Recently one of the graduate students in my Teaching English to Speakers of Other Languages class at Hunter College School of Education asked me, “How do I teach my 9th-grade beginner English Language Learners (ELLs), who are reading at a fourth grade level, when they are expected to keep up with peers reading Of Mice and Men? I need to have time to teach them phonics and comprehension but there aren’t any structures in my class to do that.” Despite having a co-teacher and a 90-minute English language arts block, this new teacher couldn’t think of a way to provide differentiated, personalized instruction for ELLs. I replied, “Have you tried station rotation?” I received a very perplexed look, “What is that and how would that help me teach my ELLs?” 

Station rotation is a blended learning model that is defined as “a course or subject in which students rotate on a fixed schedule or at the teacher’s discretion between learning modalities, at least one of which is online learning (Clayton Christensen Institute, 2015, p.1).” Station rotation is often the easiest model of blended learning for teachers to implement. It can be done with limited technology and it allows the teacher to differentiate tasks based on learning level, learning modalities, or both.”

I explained to my student that by deploying station rotations in her classroom, she could solve her problem of practice: differentiating for all of her students. Station rotation allows all of the students, not just the ELLs, to work in smaller learning communities. Within the stations, the teacher can provide students with differentiated tasks designed to increase engagement and meet students at their learning levels. Station rotation also would allow her to have more time to directly work with students in small groups. By simply changing the structure of the 90-minute block, all of the students would get a much more personalized, connected learning experience based on their individual needs. 

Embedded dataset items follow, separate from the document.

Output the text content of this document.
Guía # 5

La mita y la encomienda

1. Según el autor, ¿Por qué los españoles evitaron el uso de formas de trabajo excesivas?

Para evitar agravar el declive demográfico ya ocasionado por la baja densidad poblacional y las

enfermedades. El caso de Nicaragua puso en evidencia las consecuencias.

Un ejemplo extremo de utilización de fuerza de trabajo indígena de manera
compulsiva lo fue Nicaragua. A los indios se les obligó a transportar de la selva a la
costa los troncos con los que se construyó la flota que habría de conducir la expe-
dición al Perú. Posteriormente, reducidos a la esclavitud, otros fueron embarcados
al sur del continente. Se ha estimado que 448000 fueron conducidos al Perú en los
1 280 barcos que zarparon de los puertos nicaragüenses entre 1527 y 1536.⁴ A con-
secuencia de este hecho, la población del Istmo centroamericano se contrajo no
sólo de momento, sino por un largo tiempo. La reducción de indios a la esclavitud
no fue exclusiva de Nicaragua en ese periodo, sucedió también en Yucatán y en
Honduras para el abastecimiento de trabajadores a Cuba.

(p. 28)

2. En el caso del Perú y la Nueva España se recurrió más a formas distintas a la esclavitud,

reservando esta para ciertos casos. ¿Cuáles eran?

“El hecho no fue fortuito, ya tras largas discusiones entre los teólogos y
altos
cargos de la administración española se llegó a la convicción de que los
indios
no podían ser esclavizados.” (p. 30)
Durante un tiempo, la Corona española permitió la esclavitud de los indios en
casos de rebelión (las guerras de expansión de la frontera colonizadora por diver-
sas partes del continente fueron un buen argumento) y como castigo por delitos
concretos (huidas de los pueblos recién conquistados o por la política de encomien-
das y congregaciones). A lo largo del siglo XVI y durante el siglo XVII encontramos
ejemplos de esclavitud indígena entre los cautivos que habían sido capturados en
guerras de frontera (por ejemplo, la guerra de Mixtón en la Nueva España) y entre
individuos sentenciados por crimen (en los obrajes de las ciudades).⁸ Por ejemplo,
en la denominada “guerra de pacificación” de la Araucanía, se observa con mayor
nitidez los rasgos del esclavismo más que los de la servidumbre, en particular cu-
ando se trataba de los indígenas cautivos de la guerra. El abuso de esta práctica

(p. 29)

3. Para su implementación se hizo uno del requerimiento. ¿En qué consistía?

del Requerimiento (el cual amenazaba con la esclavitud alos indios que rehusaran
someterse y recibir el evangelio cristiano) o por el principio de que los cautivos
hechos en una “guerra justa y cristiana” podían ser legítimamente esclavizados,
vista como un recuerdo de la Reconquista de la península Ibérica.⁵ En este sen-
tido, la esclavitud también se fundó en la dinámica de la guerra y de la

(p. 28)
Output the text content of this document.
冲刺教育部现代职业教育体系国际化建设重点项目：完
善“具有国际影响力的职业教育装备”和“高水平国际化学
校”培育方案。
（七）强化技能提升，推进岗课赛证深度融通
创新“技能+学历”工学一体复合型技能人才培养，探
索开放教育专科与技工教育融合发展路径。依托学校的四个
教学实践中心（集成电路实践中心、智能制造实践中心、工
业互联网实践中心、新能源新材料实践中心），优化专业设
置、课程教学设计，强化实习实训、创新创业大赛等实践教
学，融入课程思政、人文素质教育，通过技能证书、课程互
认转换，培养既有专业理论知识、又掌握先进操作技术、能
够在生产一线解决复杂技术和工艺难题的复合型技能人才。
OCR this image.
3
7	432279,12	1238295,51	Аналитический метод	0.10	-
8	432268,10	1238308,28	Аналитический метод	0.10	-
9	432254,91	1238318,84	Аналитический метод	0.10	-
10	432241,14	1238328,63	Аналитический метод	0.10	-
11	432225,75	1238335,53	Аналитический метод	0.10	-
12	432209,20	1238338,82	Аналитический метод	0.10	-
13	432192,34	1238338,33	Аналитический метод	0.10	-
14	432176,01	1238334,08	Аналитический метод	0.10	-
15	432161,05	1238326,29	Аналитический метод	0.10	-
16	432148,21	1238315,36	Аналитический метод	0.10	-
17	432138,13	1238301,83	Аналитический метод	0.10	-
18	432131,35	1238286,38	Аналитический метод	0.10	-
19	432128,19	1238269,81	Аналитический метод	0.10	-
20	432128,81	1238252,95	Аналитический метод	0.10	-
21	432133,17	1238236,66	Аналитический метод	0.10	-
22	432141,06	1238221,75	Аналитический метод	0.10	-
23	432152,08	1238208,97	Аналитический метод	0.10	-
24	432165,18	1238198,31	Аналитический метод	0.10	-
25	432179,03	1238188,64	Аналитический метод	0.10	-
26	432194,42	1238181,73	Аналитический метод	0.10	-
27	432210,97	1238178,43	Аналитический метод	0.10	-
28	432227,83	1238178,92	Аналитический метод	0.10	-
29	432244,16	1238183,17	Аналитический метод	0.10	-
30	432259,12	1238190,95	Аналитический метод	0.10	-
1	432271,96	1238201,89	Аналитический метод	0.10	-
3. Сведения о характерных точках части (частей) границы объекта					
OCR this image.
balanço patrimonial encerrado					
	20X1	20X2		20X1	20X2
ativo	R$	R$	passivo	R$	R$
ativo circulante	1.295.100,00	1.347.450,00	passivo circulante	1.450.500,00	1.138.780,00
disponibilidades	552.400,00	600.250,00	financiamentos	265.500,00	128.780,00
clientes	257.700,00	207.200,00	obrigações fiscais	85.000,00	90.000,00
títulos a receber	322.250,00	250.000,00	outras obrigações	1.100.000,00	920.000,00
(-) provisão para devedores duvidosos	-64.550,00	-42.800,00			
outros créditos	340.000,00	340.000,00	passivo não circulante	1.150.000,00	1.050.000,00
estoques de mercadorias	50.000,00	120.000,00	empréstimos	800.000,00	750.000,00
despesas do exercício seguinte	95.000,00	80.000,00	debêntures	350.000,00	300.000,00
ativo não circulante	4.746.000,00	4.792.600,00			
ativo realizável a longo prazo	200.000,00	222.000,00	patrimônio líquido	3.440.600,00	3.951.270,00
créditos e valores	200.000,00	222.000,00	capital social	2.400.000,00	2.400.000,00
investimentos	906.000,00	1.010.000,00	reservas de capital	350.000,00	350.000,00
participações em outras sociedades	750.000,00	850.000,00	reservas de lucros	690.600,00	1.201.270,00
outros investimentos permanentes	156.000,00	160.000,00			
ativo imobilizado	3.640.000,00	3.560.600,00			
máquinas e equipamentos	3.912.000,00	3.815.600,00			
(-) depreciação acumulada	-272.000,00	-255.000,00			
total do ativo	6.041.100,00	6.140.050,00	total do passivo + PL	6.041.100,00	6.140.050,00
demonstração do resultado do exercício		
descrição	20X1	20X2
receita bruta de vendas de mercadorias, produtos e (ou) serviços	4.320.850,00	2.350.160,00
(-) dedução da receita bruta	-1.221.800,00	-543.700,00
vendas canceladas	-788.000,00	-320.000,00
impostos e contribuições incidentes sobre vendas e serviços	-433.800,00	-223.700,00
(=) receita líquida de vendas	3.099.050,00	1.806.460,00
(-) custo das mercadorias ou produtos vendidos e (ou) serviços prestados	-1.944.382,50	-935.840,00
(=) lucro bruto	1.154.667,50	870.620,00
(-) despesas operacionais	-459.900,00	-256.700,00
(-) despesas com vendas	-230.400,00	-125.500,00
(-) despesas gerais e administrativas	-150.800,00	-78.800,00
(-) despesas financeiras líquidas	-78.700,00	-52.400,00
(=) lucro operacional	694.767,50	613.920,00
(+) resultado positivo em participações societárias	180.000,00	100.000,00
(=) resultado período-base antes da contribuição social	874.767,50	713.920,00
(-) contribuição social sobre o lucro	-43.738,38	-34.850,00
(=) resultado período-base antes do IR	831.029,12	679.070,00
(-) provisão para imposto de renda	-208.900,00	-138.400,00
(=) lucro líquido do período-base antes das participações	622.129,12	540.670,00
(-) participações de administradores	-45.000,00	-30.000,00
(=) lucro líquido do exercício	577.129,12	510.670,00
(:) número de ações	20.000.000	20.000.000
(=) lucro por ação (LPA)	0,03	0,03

If you are setting up Station Rotations for the first time, here are some tips to get you started:

Make Groups: The most common grouping structure for station rotation is homogenous groups based on certain criteria like academic level or learning modality. However, you should consider making heterogeneous groups for certain station rotation lessons. Whatever group structure you decide on, make sure that you name groups to avoid stigmatization. Therefore, make group names using colors, sports teams, animals, etc. versus numbers or “high, medium, or low.”

Create Systems: Prior to implementing station rotations in your classroom, think about what systems you’ll need to put in place to signal to the group that a  station is over, that it is time to transition, and set expectations for how students will clean up. Some common tools that teachers use for these systems are timers large enough for the whole classroom to see (such as one projected on a SmartBoard), bells/buzzers to signal the end of a rotation, and visibly posting groups and the order that they will go in during the station rotation. Don’t forget to practice these systems before you implement your first station rotation. Finally, make sure to practice these systems throughout the school year if students don’t transition correctly or do not clean up their stations properly.  

Build Independence: Implementing this new learning style will be an adjustment for both you and your students, especially with the new level of independence and responsibility that you’ll be expecting from the students. You can build independence with station rotation by slowly building up to 20-30 minute rotations. Start with 8-10 minute rotations and every week add more time to arrive at 20-30 minute rotations. Next, ensure that there are extension activities for early finishers at non-teacher led stations and pre-teach students how/where to access those materials. Finally, teach students how to independently problem-solve if an issue arises at a station. Some problem-solve examples include “Googling it,” ask three peers, or having student “technology ambassadors” who can troubleshoot common technology issues. 

Now go out there and make some stations!